The quotation above is from a blog “published by a general counsel in the Midwest”. Even though many Web pages mention the concept, there are no serious discussions or analyses about what it means. The quote above is from one of the highest ranked pages at Google, which means many other pages linked to it – it is a good example of how banal it might seem when Web 2.0 is starting to get attention in an old practice. Besides the Web 2.0 notes in the quote above, I often see concepts and phrases like “open source law” and “participatory law” on the Internet.
I miss a discussion of how Web 2.0 will influence laws regarding the life on the Web, for example: the Web as platform and collective intelligence. When people start to use native Web software in a large scale, another step is taken towards the international netizen (or what we are to call them). It will be more and more absurd to have people from the same community connected to different law systems. Another problem which we have not seen yet, is when collective intelligence starts to do things, which can be regarded as being outside the law. Who is to be held responsible when the criminal is a collective with inseparable individuals?
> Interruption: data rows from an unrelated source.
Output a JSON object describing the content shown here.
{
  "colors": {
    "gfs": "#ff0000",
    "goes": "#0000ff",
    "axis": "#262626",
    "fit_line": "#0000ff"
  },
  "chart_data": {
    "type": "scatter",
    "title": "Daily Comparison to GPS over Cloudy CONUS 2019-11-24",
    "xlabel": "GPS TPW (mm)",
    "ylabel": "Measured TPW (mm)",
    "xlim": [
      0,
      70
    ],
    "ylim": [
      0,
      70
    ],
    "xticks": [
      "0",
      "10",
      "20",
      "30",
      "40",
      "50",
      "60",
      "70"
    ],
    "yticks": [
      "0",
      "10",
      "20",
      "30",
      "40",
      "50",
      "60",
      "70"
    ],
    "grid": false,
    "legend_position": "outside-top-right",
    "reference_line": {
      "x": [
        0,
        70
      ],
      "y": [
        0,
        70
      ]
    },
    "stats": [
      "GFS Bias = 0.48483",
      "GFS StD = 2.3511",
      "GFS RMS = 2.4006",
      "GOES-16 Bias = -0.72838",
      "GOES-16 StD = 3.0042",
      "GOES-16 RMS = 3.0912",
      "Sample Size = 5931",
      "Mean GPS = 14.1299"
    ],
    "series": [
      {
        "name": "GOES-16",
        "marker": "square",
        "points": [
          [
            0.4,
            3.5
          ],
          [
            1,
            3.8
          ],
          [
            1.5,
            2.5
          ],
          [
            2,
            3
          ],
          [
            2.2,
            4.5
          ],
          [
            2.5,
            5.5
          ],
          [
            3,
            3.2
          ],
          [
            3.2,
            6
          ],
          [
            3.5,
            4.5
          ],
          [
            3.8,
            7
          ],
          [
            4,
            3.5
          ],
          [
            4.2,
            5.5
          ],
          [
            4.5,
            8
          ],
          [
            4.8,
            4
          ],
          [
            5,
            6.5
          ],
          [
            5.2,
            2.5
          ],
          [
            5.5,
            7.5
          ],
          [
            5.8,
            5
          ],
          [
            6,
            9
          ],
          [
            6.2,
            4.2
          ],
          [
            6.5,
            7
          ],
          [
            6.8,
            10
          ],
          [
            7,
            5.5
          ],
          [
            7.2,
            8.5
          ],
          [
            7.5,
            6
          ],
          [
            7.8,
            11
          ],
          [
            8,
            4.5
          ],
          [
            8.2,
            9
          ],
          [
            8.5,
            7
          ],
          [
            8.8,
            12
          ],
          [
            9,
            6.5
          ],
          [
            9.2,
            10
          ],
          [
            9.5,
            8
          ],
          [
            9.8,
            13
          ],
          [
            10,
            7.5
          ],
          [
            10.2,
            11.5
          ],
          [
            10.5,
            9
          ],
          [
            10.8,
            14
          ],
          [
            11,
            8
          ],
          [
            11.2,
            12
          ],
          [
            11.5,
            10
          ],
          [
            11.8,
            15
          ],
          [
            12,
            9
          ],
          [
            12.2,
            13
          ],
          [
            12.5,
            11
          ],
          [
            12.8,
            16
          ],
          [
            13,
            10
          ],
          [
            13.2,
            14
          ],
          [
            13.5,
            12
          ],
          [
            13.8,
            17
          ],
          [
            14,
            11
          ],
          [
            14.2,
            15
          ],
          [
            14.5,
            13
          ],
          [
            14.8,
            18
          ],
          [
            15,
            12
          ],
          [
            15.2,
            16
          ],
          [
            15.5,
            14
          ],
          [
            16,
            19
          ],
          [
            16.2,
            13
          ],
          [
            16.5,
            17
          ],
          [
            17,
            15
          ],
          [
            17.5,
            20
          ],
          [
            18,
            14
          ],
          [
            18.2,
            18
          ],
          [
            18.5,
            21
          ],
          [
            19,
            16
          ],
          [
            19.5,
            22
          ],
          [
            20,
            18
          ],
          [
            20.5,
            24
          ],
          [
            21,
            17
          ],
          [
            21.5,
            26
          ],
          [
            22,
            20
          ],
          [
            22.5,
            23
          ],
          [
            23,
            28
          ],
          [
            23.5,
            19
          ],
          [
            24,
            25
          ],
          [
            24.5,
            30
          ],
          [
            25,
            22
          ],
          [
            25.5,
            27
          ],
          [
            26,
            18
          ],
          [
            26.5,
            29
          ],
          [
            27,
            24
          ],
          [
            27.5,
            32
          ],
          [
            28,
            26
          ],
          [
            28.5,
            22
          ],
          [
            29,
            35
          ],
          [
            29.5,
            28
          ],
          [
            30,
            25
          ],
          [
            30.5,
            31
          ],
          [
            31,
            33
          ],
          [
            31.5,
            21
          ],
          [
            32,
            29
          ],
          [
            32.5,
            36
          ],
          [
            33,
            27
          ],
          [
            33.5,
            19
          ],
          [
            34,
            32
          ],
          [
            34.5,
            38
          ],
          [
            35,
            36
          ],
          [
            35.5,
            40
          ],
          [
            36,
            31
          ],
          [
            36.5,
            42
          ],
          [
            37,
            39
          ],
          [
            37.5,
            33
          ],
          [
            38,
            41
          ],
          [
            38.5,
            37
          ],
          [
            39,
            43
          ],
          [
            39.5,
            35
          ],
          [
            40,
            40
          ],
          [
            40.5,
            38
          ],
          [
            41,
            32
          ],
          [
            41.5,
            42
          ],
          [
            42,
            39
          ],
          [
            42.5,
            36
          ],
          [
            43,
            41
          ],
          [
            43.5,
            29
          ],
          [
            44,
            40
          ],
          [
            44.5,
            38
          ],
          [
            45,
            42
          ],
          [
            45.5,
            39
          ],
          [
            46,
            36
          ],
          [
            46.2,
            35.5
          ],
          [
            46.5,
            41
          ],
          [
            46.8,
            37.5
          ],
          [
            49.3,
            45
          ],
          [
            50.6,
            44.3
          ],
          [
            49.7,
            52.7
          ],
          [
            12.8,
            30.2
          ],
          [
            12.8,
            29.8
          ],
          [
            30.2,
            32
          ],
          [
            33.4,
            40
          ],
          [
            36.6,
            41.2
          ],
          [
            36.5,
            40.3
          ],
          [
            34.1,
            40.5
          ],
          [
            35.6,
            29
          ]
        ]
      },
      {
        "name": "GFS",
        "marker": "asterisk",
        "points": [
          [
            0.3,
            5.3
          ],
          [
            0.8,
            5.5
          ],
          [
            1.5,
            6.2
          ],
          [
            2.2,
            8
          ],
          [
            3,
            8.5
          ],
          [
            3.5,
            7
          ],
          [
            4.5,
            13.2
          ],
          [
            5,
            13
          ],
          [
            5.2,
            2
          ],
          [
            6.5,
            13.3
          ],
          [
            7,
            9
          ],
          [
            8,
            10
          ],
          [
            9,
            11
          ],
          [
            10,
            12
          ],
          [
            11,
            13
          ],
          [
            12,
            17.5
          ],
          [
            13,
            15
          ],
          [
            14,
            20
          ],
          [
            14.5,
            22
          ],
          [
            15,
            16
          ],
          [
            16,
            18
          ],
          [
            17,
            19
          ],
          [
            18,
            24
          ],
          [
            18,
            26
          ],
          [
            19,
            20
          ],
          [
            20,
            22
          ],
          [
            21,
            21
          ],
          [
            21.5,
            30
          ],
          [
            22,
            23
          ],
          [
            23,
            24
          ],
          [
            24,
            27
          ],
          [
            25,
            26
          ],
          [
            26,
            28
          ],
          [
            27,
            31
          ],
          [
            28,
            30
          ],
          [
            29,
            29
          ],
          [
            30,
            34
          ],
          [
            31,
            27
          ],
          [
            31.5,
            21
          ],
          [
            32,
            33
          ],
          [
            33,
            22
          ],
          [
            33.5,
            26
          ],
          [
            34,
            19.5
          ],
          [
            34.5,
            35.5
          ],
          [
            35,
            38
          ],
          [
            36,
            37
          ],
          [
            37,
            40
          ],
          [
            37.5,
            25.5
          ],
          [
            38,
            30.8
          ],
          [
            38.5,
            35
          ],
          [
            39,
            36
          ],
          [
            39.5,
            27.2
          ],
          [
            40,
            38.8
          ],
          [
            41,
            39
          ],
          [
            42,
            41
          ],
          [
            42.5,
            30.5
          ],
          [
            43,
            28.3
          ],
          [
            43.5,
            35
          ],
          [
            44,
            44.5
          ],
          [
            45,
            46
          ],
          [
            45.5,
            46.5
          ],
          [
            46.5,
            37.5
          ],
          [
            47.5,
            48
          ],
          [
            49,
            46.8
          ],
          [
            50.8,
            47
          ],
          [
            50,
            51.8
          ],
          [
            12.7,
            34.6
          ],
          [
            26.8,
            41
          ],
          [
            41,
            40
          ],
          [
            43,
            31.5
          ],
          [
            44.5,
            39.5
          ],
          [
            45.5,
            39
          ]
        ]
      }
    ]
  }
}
Still, it will be very interesting to follow what law can make of concepts such as participatory the next few years. Who are being allowed to participate? Is it between lawyers? Is it participation in the whole law community, i.e. both lawyers and prosecutors and judges? Or will they even invite people outside the law community to participate, and what about criminals – and in that case, why?
Is it impossible to envision an international law model on the Web where embodiment is beside the point? This would demand a world wide agreement on Web laws, and an agreement among countries to enforce the punishment stated in the Web Law. These kinds of thoughts counteracts the freedom philosophy of the Web stated by for example John Perry Barlow and his cult text A Cyberspace Independence Declaration (1996). It is even possible to think of a native law system. A Web native law system would mean that both cause and effect is situated to the Web. In ten years or so, it might be a sufficient punishment for most law violations to be locked out from sections of the Web.